Rourke (2001) analisa a importância da dimensão afectiva na construção da comunidade, não considerando a interacção do ponto de vista da construção de conhecimento. Mesmo reconhecendo que possa ser um dos factores que incentiva a coesão do grupo e o enriquecimento da interacção (Murphy, 2004), a presença social – no contexto da aferição da existência de comunidades de aprendizagem – deverá ser encarada como uma base para o processo de interacção não reflectindo per si a existência de um modelo de trabalho colaborativo. Para além disso, o facto de considerar como unidade de análise a combinação de unidades temáticas e sintácticas, não contemplando a mensagem como um todo, foi considerado limitativo no presente contexto.

Phillips (2003), ao propor a classificação das participações de acordo com a sua pertinência para a disciplina, apresenta uma reflexão mais centrada na avaliação e menos no processo de construção do conhecimento. No Mestrado em Multimédia em Educação, mais concretamente na disciplina de TCEd, a aferição da qualidade dos comentários publicados foi efectuada pelo docente da disciplina e traduzida quantitativamente na atribuição das classificações finais. Tendo em consideração que a escala apresentada por Pillhips (2003) não apresenta indicadores objectivos para a classificação das participações, cabendo ao docente/aplicador da escala a definição dos objectivos e a consequente classificação das participações, considerou-se o modelo pouco adequado para os objectivos propostos para o estudo.

Quanto ao modelo de Salmon (2000) – e embora contemple a vertente da interacção e considere a integração do participante na comunidade – torna-se limitativo ao incidir a análise no papel do e-moderador e na componente da e-moderação. Apesar de no presente estudo não se ter descurado o papel do docente na construção da comunidade e no incentivo à produção

colaborativa do conhecimento, a colocação do enfoque nos alunos torna o modelo, de certa forma, inadequado.

Numa segunda fase de selecção, analisaram-se em profundidade os modelos de Gunawardena et al. (1997) e de Murphy (2004).

Gunawardena et al. (1997) centram o seu estudo na aferição da existência de novo conhecimento, construído através de um processo de negociação que não contempla, de certa forma, a importância da presença social para a construção da comunidade. Considerando como unidade de análise a mensagem no seu todo e não apenas determinadas unidades sintácticas, procuram avaliar a satisfação dos aprendentes relativamente às experiências de aprendizagem em ambientes online, a existência ou não de aprendizagem, e a ocorrência, ou não, de construção de conhecimento (Gunawardena et al, 2000).
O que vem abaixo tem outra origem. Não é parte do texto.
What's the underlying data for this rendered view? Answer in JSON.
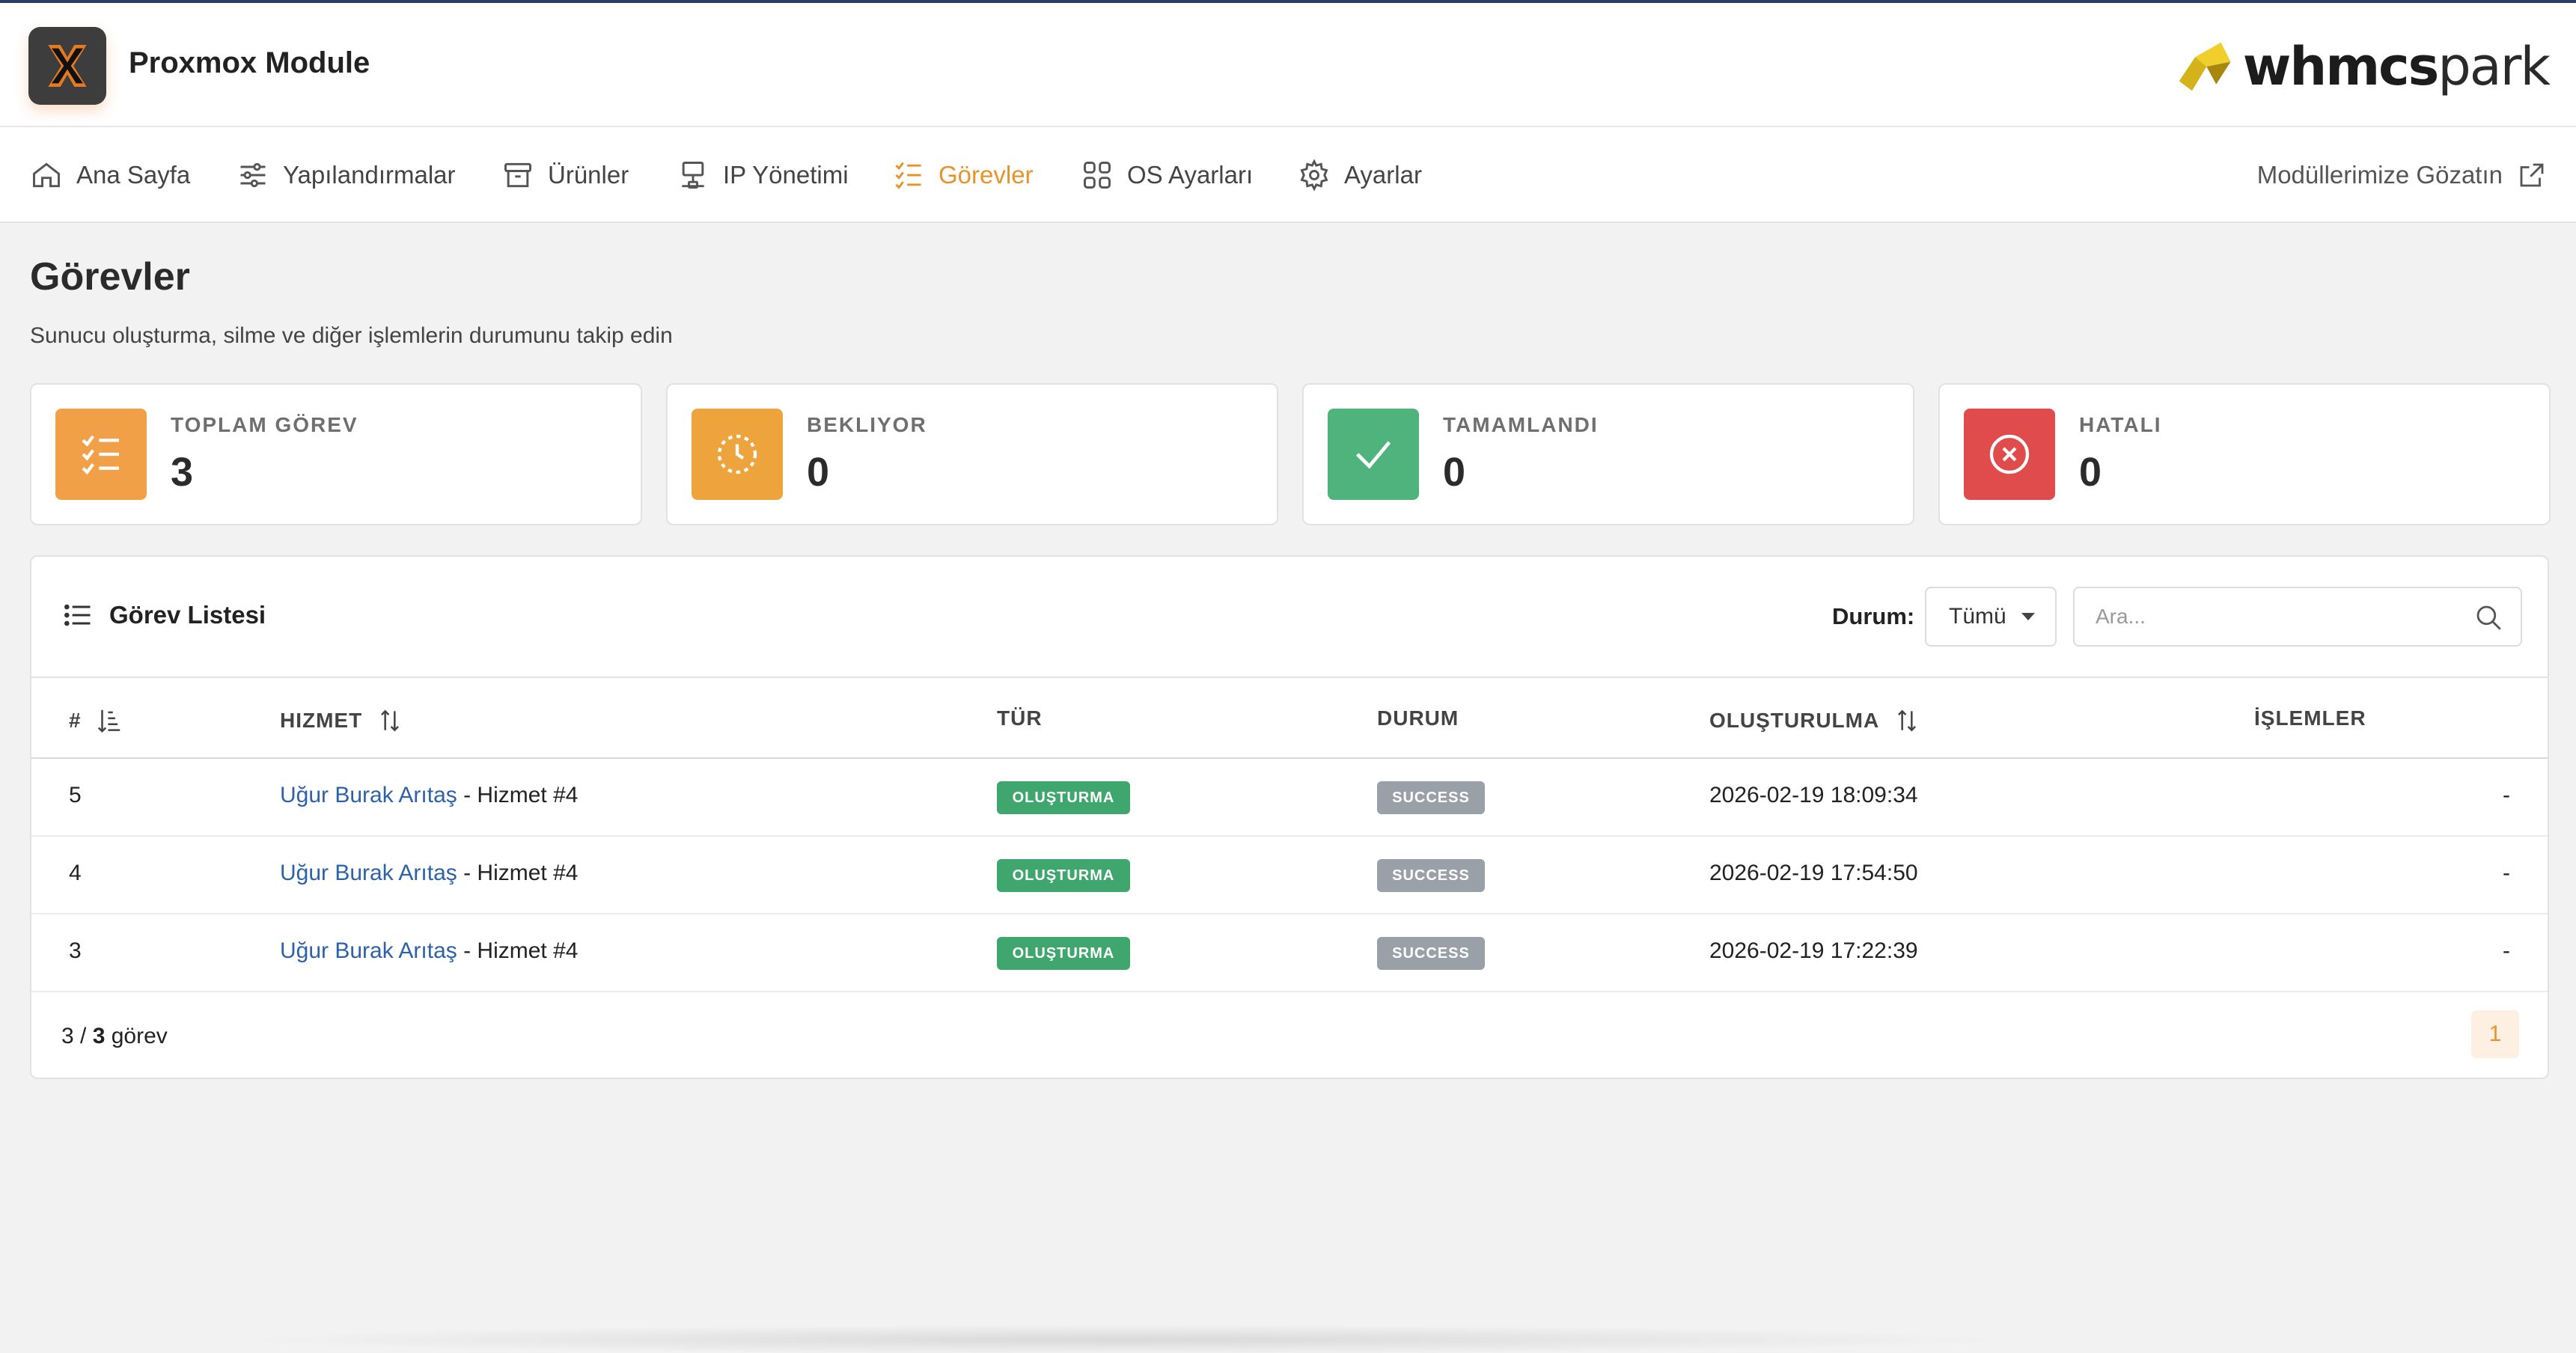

Murphy (2004), por outro lado, analisa o processo de interacção do ponto de vista da colaboração, afastando o enfoque da existência objectiva de novo conhecimento e avançando para uma análise que se desenrola desde a interacção até ao processo de negociação e à produção de artefactos. Para a autora (2004), a colaboração inicia-se com a interacção onde os participantes reconhecem a presença do outro e se começam a relacionar como grupo: “Social presence creates group cohesion, wich enriches interaction” (Murphy, 2004: 422).

Num modelo mais abrangente do que os anteriores, Murphy (2004) contempla a presença social, a manifestação da presença individual e da opinião de cada elemento e a articulação e coordenação de perspectivas. Ao dividir as cinco categorias de análise em sub-categorias (num total de vinte e duas), Murphy (2004) propõe um modelo que, embora complexo, contempla grande parte das dimensões do processo de interacção e negociação do conhecimento, permitindo uma análise exaustiva que se desenvolve desde a manifestação da presença social até à proposta de trabalho conjunto e a produção de artefactos pela comunidade.

Considerando que o presente estudo não incide na aferição da existência da construção de conhecimento (Gunawardena et al, 1999; Phillips, 2003) nem na análise do papel do moderador na integração dos elementos na comunidade (Salmon, 2000) ou no reconhecimento da presença social (Rourke, 1999), mas antes na tipologia das interacções entre os membros do grupo e na emergência de comunidades de aprendizagem, adoptou-se o modelo de Murphy (2004) para a análise qualitativa das participações por se considerar ser o mais abrangente no que concerne à observação do trabalho colaborativo em comunidade.